Recently I’ve been doing a fairly deep dive into the prehistoric cultures of the American Southwest (and into Mexico.) During the progression from roaming hunter-gatherers to the cliff dwellings of Ancestral Pueblans, there was some fairly sophisticated knowledge amassed in dryland farming and ecology, construction, astronomy, and other concepts that still astonish modern researchers. That, and the abrupt dispersal of the cultures that constructed things like Pueblo Bonito, Montezuma’s Castle and Mesa Verde, although still not well explained, seems like clickbait for ‘ancient alien’ theories, and I’m pleasantly surprised no one has tried to attribute it to anything but normal human behavior and abilities. They’ve certainly tried with Mesoamerica.
Racism wasn’t invented in the Enlightenment. Every traditional society had its racial theories including the Chinese, the Greeks, the Romans, the Hindus, the Norse, the Aztecs and, based on the evidence, just about everyone else. They had their own genetic theories of superiority as well. Just about every civilization of any size was ruled by a genetic aristocracy.

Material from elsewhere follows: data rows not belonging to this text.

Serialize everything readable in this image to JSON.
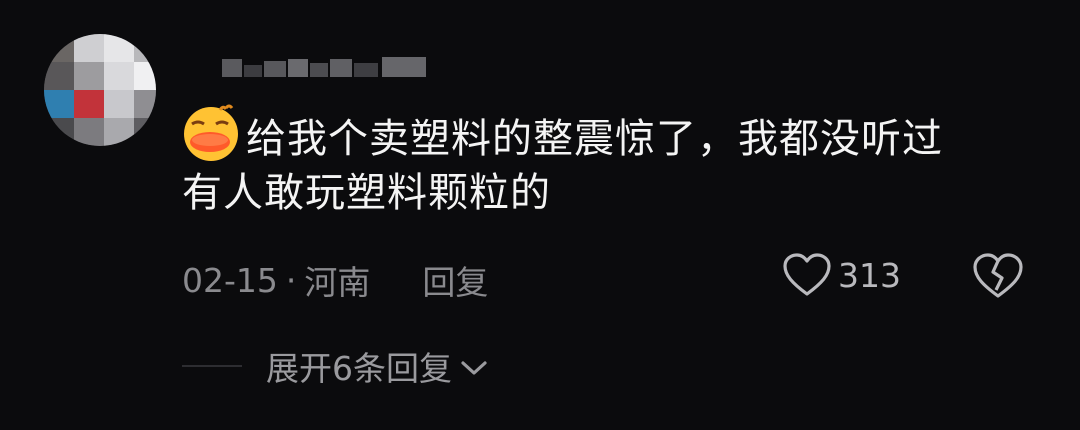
{
  "comment": {
    "emoji_icon": "duck-emoji-icon",
    "text_line1": "给我个卖塑料的整震惊了，我都没听过",
    "text_line2": "有人敢玩塑料颗粒的",
    "date": "02-15",
    "separator": "·",
    "location": "河南",
    "reply_label": "回复",
    "like_count": "313",
    "like_icon": "heart-outline-icon",
    "dislike_icon": "broken-heart-icon"
  },
  "replies": {
    "expand_label": "展开6条回复",
    "chevron_icon": "chevron-down-icon"
  },
  "colors": {
    "background": "#0b0b0d",
    "text": "#f4f4f4",
    "muted": "#8a8a8e"
  }
}
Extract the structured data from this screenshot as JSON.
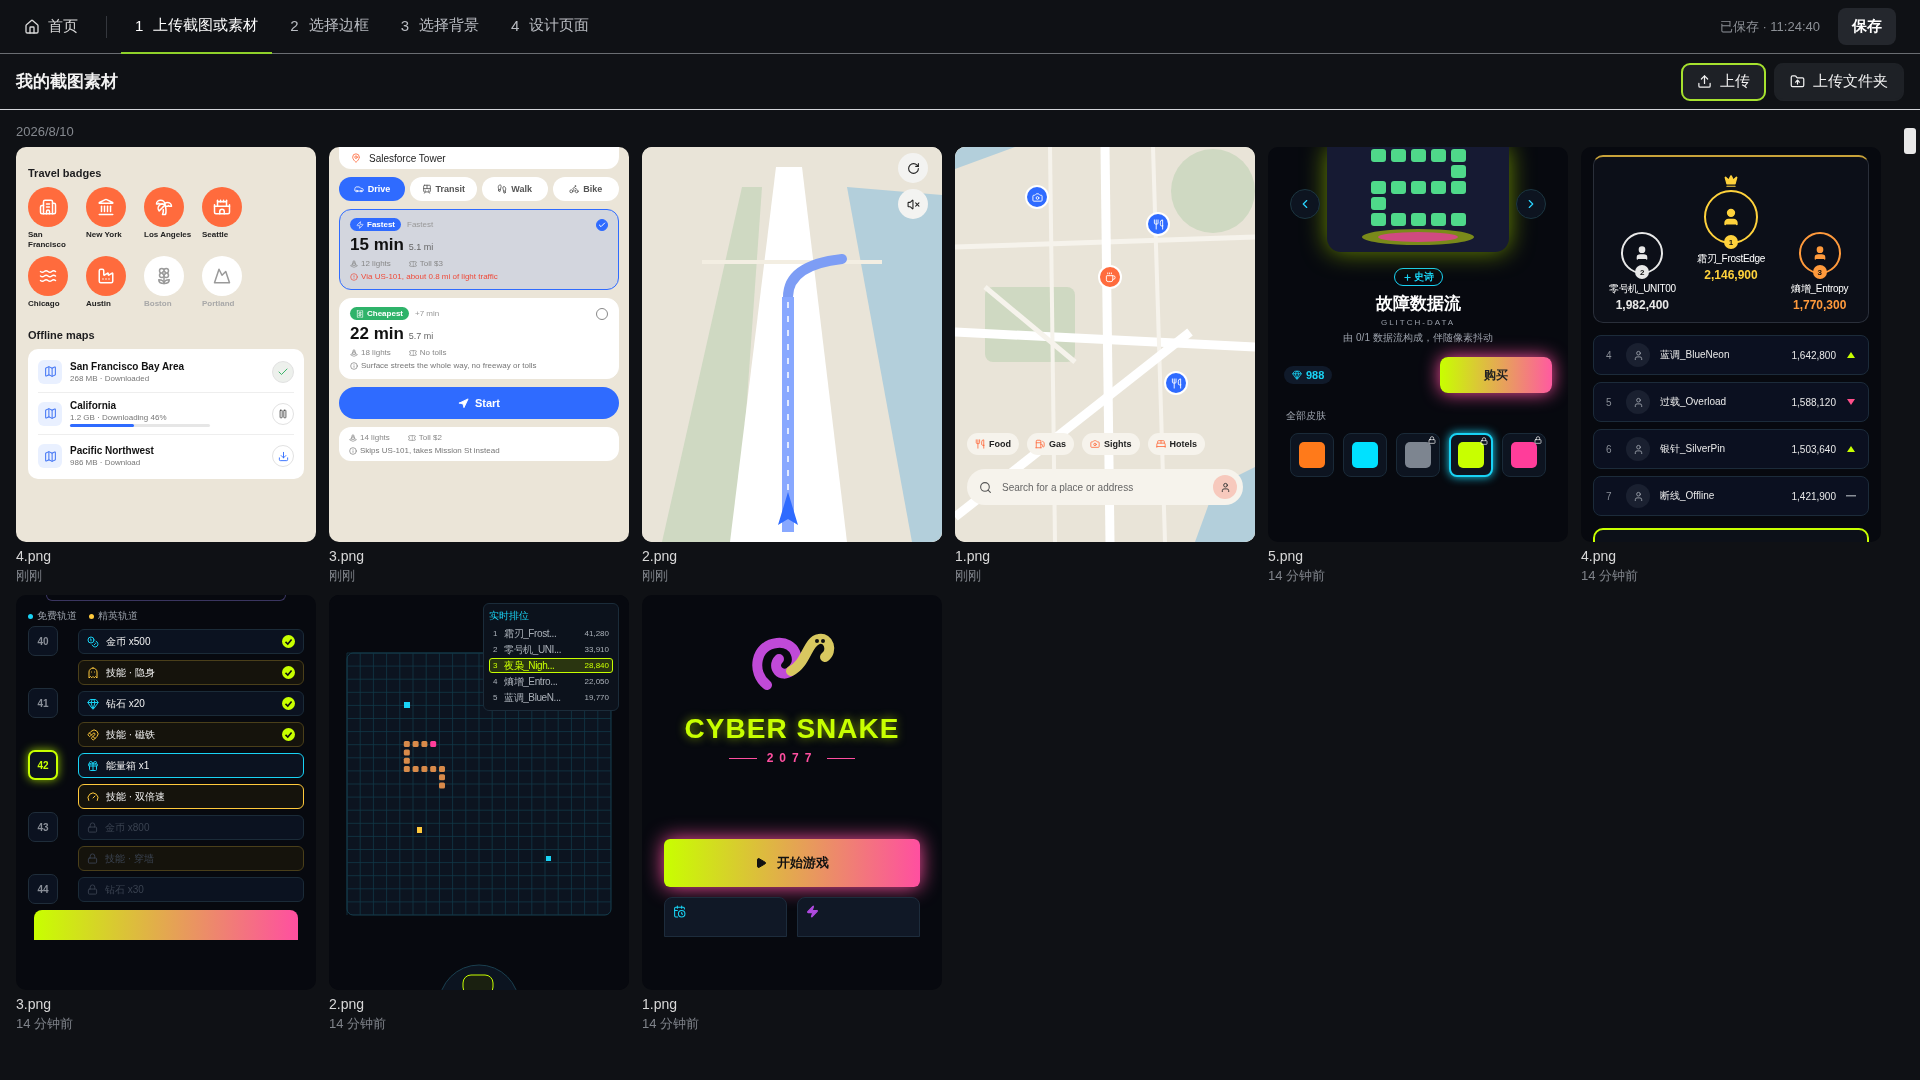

The Enlightment was when Europeans started looking under the rock and examining their assumptions. The supremacy of religion was under attack after all the religious wars. The genetic aristocracy was being questioned. Even ideas about race and sex were being challenged as explorers returned with stories of other societies and peoples.
One of the point of the book being discussed was that this was the first time Europeans actually listened to outsiders explain their cultures and their views of European culture. This listening led to changes within Europe in terms of government, religion, philosophy, sex, race and culture. It’s a great book about the evolution of European thought.